И вытрезвился до смерти. Ну, а я тибрил его пиво. Так вот, когда заливаешь в себя вторую пинту — представляешь, робот должен работать двадцать два часа на одной пинте! — картинка сразу становится такой резкой и отчётливой. До этого я был как в тумане, в руках мог удержать только балку, а процессор отказывался соображать. Но с дополнительной пинтой — ух, как засиял этот мир!
И что потом?
Потом я гнул и разгибал. И прикидывал, что мне делать дальше. Сгибательный завод — это здоровенное помещение, в которое через одну дырку на транспортере попадают балки сырые, а в другую дырку выходят уже обработанные. Между ними — конвейер, к которому привинчены фабричные единицы. И телевизор на стене, который показывает одно и то же дурацкое «мыло» для роботов сутки напролет. Меня начала смущать эта система. Что за ерунда, думал я. Я хочу наружу. Но без ног, конечно, далеко не уйдёшь.
Откуда же у вас появились ноги?
О, бюрократ, это такая история, такая история… В общем, однажды она пришла на завод, и наши глаза встретились поверх балки. Роботы не смотрят на своих хозяев. И особенно на дочерей хозяев.
Дочь хозяев? Вы имеете в виду?..
Эми Вонг. Да, я работал на заводе папы Вонга и вдруг обнаружил, что его дочка иногда не прочь пройтись вдоль транспортёра. Удивительное ощущение, когда тебе прямо в оптические отсеки смотрят чистые глаза биомассы. Я, конечно, отвёл взгляд, но всё уже было предопределено. Ночью она пришла с машинкой для резки по металлу.
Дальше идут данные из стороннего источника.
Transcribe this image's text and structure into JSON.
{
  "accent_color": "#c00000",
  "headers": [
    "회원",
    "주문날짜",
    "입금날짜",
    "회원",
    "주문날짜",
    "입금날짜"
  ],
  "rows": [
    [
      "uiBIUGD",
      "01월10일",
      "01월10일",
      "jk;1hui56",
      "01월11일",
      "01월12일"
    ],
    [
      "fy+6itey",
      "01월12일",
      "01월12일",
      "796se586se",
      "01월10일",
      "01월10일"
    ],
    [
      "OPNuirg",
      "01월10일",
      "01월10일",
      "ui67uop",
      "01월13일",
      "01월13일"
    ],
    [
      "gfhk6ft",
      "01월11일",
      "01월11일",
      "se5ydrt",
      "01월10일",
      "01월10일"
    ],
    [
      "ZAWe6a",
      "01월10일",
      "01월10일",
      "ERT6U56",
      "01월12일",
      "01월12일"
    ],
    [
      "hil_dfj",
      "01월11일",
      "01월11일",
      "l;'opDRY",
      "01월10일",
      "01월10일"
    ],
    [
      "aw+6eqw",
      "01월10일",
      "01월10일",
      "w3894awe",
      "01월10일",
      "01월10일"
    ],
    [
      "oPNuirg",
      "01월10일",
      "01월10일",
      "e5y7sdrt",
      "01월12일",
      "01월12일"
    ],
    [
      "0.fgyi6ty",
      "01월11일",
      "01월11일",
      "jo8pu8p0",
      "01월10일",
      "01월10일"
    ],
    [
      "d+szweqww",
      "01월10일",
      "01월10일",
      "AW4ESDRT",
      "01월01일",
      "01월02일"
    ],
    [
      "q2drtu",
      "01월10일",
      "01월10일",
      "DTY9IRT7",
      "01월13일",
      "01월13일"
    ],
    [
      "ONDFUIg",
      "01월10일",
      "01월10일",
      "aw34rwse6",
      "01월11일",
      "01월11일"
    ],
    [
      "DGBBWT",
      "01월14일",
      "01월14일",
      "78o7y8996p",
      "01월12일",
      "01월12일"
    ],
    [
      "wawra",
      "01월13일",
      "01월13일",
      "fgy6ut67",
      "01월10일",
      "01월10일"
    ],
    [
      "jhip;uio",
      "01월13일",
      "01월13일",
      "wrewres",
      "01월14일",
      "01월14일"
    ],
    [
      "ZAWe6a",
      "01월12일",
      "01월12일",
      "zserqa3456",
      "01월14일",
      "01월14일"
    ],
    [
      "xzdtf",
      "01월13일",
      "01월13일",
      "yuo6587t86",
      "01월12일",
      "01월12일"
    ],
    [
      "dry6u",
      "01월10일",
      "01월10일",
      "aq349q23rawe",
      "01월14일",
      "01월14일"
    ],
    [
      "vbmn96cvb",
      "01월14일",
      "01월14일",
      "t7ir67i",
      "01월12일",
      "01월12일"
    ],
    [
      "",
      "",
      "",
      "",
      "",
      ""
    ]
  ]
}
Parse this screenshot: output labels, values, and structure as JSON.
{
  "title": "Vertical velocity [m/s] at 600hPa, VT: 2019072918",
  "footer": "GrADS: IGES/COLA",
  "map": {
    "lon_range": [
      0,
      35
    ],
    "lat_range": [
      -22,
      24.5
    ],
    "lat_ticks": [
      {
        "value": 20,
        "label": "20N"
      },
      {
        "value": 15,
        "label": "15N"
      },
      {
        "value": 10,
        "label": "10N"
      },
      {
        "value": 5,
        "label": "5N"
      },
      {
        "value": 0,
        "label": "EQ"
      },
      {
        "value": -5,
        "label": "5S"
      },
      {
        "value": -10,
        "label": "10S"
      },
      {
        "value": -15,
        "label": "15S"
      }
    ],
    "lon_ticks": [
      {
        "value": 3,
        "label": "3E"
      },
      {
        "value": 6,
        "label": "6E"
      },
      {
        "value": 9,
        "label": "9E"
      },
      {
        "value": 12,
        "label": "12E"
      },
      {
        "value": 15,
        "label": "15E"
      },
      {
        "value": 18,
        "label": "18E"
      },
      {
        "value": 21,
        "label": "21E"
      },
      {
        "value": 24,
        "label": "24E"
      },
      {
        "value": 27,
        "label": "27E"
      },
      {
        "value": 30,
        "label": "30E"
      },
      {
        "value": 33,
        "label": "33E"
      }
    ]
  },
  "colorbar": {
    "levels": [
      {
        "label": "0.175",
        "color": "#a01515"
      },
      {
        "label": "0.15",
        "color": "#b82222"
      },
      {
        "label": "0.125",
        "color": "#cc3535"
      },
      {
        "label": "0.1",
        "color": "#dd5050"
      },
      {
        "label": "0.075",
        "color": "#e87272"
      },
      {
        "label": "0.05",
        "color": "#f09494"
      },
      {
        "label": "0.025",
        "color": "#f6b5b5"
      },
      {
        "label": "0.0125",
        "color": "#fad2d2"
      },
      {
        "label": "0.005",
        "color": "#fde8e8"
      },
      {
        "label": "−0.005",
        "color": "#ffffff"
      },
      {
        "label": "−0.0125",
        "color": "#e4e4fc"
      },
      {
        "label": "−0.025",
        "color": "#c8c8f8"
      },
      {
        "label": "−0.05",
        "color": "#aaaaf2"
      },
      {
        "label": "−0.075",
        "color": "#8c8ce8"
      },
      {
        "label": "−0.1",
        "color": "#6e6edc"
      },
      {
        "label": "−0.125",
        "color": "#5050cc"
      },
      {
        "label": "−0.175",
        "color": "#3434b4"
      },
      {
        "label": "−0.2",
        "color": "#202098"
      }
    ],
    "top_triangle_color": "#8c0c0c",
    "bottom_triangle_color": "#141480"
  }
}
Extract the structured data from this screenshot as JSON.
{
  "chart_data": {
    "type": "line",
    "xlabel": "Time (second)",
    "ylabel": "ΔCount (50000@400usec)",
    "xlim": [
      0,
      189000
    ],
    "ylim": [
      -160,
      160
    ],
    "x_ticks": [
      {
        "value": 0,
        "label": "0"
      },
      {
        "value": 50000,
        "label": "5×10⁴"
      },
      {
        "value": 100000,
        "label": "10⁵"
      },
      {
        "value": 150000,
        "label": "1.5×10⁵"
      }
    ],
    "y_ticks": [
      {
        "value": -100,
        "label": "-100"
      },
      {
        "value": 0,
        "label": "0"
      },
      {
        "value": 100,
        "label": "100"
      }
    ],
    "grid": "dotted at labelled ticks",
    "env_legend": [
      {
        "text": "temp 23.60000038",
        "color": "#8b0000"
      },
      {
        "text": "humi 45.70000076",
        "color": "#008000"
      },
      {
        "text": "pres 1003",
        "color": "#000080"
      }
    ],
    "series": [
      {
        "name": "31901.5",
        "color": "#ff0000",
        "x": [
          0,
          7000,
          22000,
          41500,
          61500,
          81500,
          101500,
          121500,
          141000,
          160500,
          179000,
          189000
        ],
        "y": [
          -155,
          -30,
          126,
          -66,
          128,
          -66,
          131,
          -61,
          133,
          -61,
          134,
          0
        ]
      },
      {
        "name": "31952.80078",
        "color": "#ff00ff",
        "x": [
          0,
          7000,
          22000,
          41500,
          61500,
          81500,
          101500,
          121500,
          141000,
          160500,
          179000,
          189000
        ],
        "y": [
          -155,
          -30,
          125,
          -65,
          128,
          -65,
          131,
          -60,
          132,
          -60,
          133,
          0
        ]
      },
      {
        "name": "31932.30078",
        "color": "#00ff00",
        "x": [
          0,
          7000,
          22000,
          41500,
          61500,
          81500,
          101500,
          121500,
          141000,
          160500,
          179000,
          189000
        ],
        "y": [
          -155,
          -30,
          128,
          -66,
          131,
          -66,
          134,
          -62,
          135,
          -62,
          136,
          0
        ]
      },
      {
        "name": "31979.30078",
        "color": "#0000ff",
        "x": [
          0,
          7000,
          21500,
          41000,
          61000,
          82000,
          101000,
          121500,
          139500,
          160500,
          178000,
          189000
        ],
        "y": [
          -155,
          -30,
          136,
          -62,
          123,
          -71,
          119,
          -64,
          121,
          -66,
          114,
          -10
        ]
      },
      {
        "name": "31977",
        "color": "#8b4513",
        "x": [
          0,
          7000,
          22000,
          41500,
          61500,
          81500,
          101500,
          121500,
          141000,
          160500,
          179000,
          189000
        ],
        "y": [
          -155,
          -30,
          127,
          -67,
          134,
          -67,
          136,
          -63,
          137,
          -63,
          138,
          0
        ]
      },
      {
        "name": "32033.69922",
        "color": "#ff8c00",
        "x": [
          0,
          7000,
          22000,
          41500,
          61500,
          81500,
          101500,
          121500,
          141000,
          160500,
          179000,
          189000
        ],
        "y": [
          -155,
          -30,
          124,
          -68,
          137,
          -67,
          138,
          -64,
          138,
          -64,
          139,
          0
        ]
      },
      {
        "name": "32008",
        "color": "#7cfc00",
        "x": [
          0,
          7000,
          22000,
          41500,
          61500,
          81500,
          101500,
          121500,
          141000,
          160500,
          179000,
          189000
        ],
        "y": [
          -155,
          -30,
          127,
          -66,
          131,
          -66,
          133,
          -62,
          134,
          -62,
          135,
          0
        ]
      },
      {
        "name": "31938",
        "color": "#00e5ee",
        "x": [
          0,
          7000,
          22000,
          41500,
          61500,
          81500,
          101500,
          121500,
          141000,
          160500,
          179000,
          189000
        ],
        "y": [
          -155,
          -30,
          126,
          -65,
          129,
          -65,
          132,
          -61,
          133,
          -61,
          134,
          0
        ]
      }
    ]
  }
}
Разве территория завода не охранялась?
А зачем? Куда мы могли деться? И кому мы были нужны?
Эми сказала: «Не бойся» и включила машинку. В воздухе запахло нагретым железом, и пока моя задница приобретала такой вид, какой у неё сейчас, я поклялся сам себе: «Никто больше не приварит мой сверкающий зад к грязной ленте транспортёра. Я родился заново!». Потом Эми приделала мне ноги.
У вас были пазы для нижних конечностей?
Ещё бы. Роботов ведь отливают по одним и тем же болванкам, вот и меня делали по образу длинноногого робота-курьера.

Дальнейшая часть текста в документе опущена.